Force majeure risk in gold and silver makes ETF ownership unreliable, not physical ownership. The crypto notion of if you do not hold your keys you do not own your coins applies to metals as well.
US equities are valued at roughly $69 trillion, gold at $35 trillion, silver at $4.3 trillion, and all of crypto at $2.4 trillion. The vast majority of institutional gold and silver exposure sits in ETFs, not in vaults the fund actually controls. In a financial crisis or dollar devaluation our research suggests there will not be enough physical silver to cover futures delivery obligations. A futures force majeure will put SLV in a position where it cannot honor share redemptions, and confidence in metals ETFs broadly will be undermined. It is also unclear how the United States or the Federal Reserve would act in such a scenario. What is clear is that crypto will still function as crypto if metals ETF confidence breaks down.
During COVID, the spread between physical gold in London and gold futures in New York blew out to $80 an ounce. Refineries shut down, flights stopped, and banks could not deliver the metal they owed. A force majeure was openly discussed. That was gold. Silver faces the same structural risk today but worse. Exchange inventories have dropped 38% since October 2025, China has restricted exports on roughly 65% of the world’s refined supply, and margin requirements have been hiked to suppress delivery demand.

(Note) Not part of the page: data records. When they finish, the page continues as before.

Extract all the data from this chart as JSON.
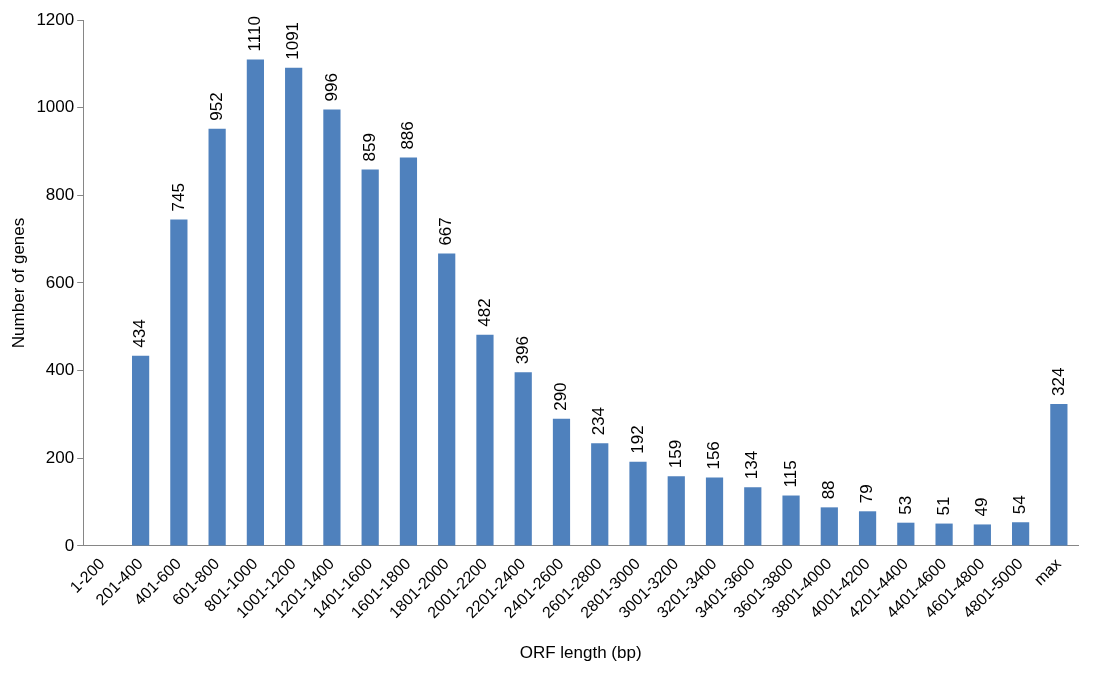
{
  "chart_data": {
    "type": "bar",
    "xlabel": "ORF length (bp)",
    "ylabel": "Number of genes",
    "categories": [
      "1-200",
      "201-400",
      "401-600",
      "601-800",
      "801-1000",
      "1001-1200",
      "1201-1400",
      "1401-1600",
      "1601-1800",
      "1801-2000",
      "2001-2200",
      "2201-2400",
      "2401-2600",
      "2601-2800",
      "2801-3000",
      "3001-3200",
      "3201-3400",
      "3401-3600",
      "3601-3800",
      "3801-4000",
      "4001-4200",
      "4201-4400",
      "4401-4600",
      "4601-4800",
      "4801-5000",
      "max"
    ],
    "values": [
      null,
      434,
      745,
      952,
      1110,
      1091,
      996,
      859,
      886,
      667,
      482,
      396,
      290,
      234,
      192,
      159,
      156,
      134,
      115,
      88,
      79,
      53,
      51,
      49,
      54,
      324
    ],
    "color": "#4f81bd",
    "ylim": [
      0,
      1200
    ],
    "yticks": [
      0,
      200,
      400,
      600,
      800,
      1000,
      1200
    ],
    "grid": false,
    "data_labels": true
  }
}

As far as crypto it is imprudent to just focus on Bitcoin and Ethereum. There is no logical reason to think the top two coins by market cap should outperform the next ninety eight by market cap and an overallocation to lesser known altcoins makes sense. Bitcoin is too widely owned with saturated derivatives markets suppressing real price discovery. Ethereum may lack the beta needed to offset hard asset positions. Crypto ETFs and futures do not offer direct custody. Holding altcoins directly does, with instant settlement and no counterparty risk.